Relevant differences in pharmacokinetics and pharmacodynamics exist not only between mammals and birds with great differences in anatomy and physiology [12,37,38] but also between bird taxa. For example, great differences in the elimination rate of three different NSAIDs were shown among chickens (Gallus gallus), turkeys (Meleagris gallopavo), mallards (Anas platyrhynchos), ostriches (Struthio camelus), and feral pigeons (Columba livia domestica) [39]. In a recent study, comparable pharmacokinetics between humans and birds were shown for primaquine [40], the antimalaria drug commonly used in avian medicine [6]. Comparable studies are still lacking for atovaquone and proguanil. Atovaquone, the main ingredient of Malarone®, is highly protein-bound after its absorption and is eliminated almost exclusively via the liver, without any known metabolism [41]. Proguanil is partly metabolised to cycloguanil via isoenzyme 2C19 of cytochrome P450 (CYP) [41]. Some studies in avian medicine suggest evolutionary variation in CYP, which is responsible for the xenobiotic metabolism of synthetic drugs, resulting in species-specific resistance as well as sensitivity to various agents [42,43]. Additionally, variations in plasma protein-binding capacity between different species may cause different plasma concentrations of drugs, as in the case of the highly plasma-protein-bound antifungal drug itraconazole [44].

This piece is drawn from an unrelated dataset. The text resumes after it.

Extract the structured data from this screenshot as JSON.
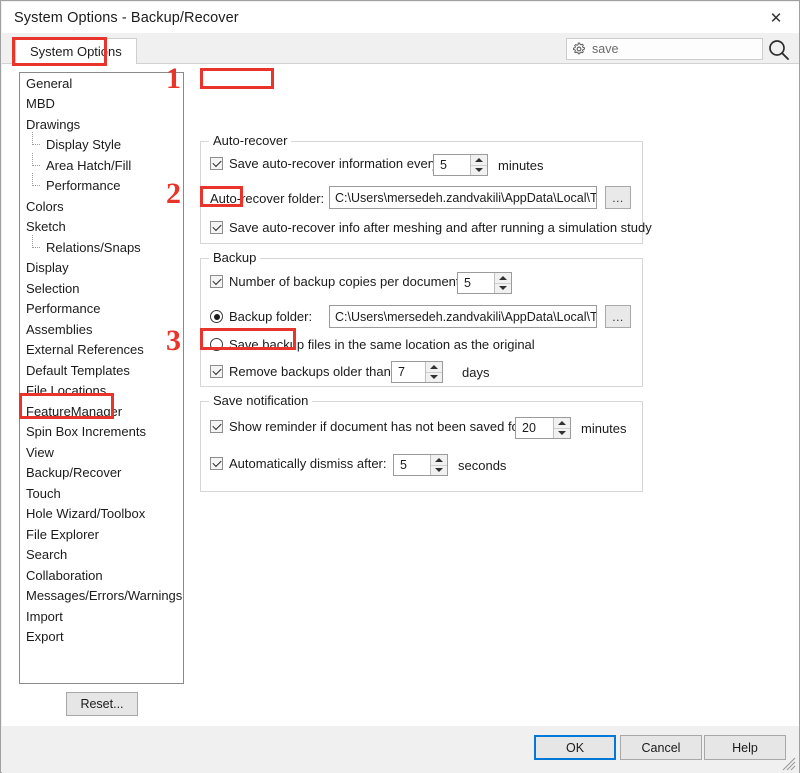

Although caution is still warranted due to the small number of individuals with examined blood chemistry in the present study, we interpret our results as the first indication of the tolerability of Malarone® in common buzzards, one of the most common raptor species receiving veterinary attention in Europe. Compared with human medicine, elevated levels of alanine aminotransferase (ALT) and aspartate aminotransferase (AST) are among the possible adverse side effects of Malarone® treatment [33], but these are known as reversible and not associated with clinical signs [45]. However, when evaluating changes in blood chemistry, it should also be considered that existing haemosporidian infections may account for additional variation [22,46,47].

In conclusion, this study gives the first indication that Malarone® application is safe for clinical or experimental use against haemosporidian infections in common buzzards, even in two-week-old nestlings. We recommend follow-up studies on the tolerability of Malarone® in different avian species, multiple dosing, as well as on its efficacy against different haemosporidian groups.